In their little booklet, the GWCT address five areas that they say are commonly-heard criticisms of driven grouse shooting. This week I’ll deal with each of them.
GWCT say that it is claimed that ‘Conservation organisations want to ban it‘.
This is what is called a straw man – it’s a device for avoiding the real issue by pretending that the issue is something else.
So the GWCT say that conservation organisations don’t want to ban driven grouse shooting giving the impression that all is well with driven grouse shooting and neglecting to say that the RSPB is in favour of licensing shooting estates including driven grouse moors. And neglecting to say that the Scottish government is investigating the licensing of driven grouse moors too after a public petition asking for this to happen.

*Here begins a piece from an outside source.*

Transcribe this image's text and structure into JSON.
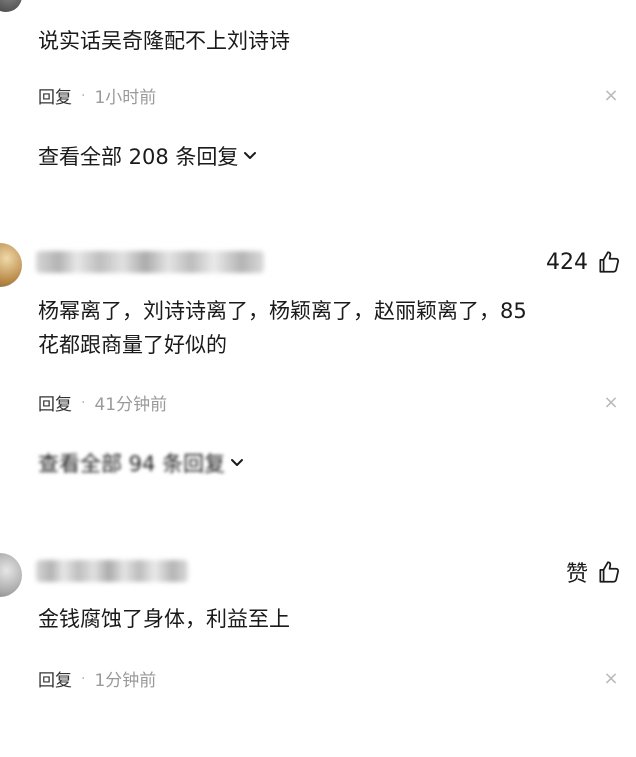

There is also widespread public support for introducing vicarious liability into English law for wildlife crimes because that would put land owners in the position of having to take responsibility for the actions of their employees.
Of course, GWCT also, in their booklet neglect to mention that a UK-wide petition on the Westminster parliament website secured 123,077 signatures in favour of banning driven grouse shooting and that a rival petition in support of grouse shooting secured a mere 25,322 signatures.
We also know that the National Trust has parted company with one of their grouse-shooting tenants in the Peak District because of a difference of opinion on how that land should be managed. It remains to be seen whether a shooting tenant will be found to replace the exiting tenant or whether the NT will impose standards that grouse shooters cannot attain.
So, however much the GWCT might want to give the impression that there is nothing to see here, there is a lively public debate about how awful driven grouse shooting is, and a range of views about how those ills should be dealt with. Only the industry seems to be content that the status quo can remain.
None of this is evident from the GWCT booklet.